COVID-19: A pastor’s perspective: Self-isolation Can Be a Penance
For an extrovert, self-isolation can be a real act of penance. As a lifelong extrovert, I have come to appreciate the beauty of solitude more and more. Nevertheless, solitude and isolation are two different realities. Solitude is usually freely chosen while isolation is something typically imposed.
In my current isolation, I have tried to follow a structure keeping busy with prayer, exercise, emails and little projects interspersed with rest. This state of aloneness is not easy, however. In fact, just three days into my quarantine, I was ready to climb the walls, even though I am not a climber. When I shared this frustration with a co-worker, she said, “Okay. Go take a drive in your car.”
I responded by saying, “I cannot do that because, God forbid, if I were in an accident I would have to exit the vehicle and potentially expose someone to the virus if, in fact, I have it.”

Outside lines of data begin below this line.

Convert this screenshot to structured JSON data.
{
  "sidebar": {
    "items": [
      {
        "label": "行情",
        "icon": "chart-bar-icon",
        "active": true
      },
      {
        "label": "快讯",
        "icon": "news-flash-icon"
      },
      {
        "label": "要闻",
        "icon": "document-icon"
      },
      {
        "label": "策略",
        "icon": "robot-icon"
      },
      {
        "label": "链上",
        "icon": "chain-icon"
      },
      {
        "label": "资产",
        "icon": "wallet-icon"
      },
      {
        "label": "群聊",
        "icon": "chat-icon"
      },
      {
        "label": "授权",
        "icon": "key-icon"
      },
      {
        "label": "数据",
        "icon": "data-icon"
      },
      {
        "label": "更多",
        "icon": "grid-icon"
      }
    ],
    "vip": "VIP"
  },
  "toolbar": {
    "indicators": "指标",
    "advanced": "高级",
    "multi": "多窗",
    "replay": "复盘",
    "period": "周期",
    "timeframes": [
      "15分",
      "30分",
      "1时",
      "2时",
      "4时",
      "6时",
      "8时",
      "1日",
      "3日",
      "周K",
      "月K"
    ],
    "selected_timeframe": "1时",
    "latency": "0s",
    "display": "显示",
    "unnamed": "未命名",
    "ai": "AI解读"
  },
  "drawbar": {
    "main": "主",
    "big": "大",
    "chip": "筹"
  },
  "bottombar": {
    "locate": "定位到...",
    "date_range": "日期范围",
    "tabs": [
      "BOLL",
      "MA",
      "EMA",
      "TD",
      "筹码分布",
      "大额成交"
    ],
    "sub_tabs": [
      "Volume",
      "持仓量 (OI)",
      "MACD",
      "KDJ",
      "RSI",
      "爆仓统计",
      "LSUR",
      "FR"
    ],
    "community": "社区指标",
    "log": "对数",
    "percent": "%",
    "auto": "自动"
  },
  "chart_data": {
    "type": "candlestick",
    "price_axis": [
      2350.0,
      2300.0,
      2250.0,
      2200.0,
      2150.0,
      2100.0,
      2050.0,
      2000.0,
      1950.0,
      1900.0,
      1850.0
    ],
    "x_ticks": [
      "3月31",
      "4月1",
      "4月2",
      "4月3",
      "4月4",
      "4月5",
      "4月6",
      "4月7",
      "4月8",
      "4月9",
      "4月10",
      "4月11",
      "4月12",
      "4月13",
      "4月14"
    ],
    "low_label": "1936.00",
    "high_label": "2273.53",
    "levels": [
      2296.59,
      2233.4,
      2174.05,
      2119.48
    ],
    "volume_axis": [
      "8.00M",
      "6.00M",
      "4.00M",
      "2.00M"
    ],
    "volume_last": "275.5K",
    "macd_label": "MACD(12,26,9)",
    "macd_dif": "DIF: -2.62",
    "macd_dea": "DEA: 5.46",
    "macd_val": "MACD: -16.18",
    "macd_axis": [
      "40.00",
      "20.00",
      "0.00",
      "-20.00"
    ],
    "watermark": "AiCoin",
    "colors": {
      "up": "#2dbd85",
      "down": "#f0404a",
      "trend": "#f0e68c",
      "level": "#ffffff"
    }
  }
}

On the StrengthsFinder Index, responsibility is my No. 1 strength, which is both a blessing and a curse. The fact of the matter is that, out of my own stringent sense of responsibility, I would never want to become a risk to someone else.
Ministry always contains risks. Every priest knows the risks that come with following in the footsteps of Jesus. At the same time, our bishop reminded us in a recent conference call with priests that “we can never become the risk to our people” with this coronavirus. This is the main reason why the public celebration of holy Mass is suspended and churches are closed, and together we need to honor stay-at-home orders by the government.
Although my parochial vicar Father Tom’s coronavirus test came back “negative,” thank God, all three of us priests, on doctors’ orders, remain in self-isolation for the sake of public health and the protection of one another given the exposure to the virus. Father Ben and I hope to come out of the tomb of isolation on Good Friday, while Father Tom has 14 more days from the day of his test.
In the meantime, I know that there is a small, but loud, portion of the wider ecclesial community that, in their zeal, question the protective measures that have been put in place. These passionate voices are frustrated that we priests are not having Mass, hearing confessions and anointing the sick.
One parishioner sent an email and asked, “Does the Church only provide ministries in good times and when times are bad, abandon those who are most in need?”
During these dangerous times, the Church continues to provide for her people with a vigilant prudence. The risks are high and lethal. This is only a temporary moment, albeit a very scary one. All of us priests continue each day to celebrate private Masses asking God’s graces upon his people. The Mass remains the greatest of prayers and the “source and summit” of all ministries. Above all, Jesus is present everywhere. His love cannot be contained. His mercy endures forever!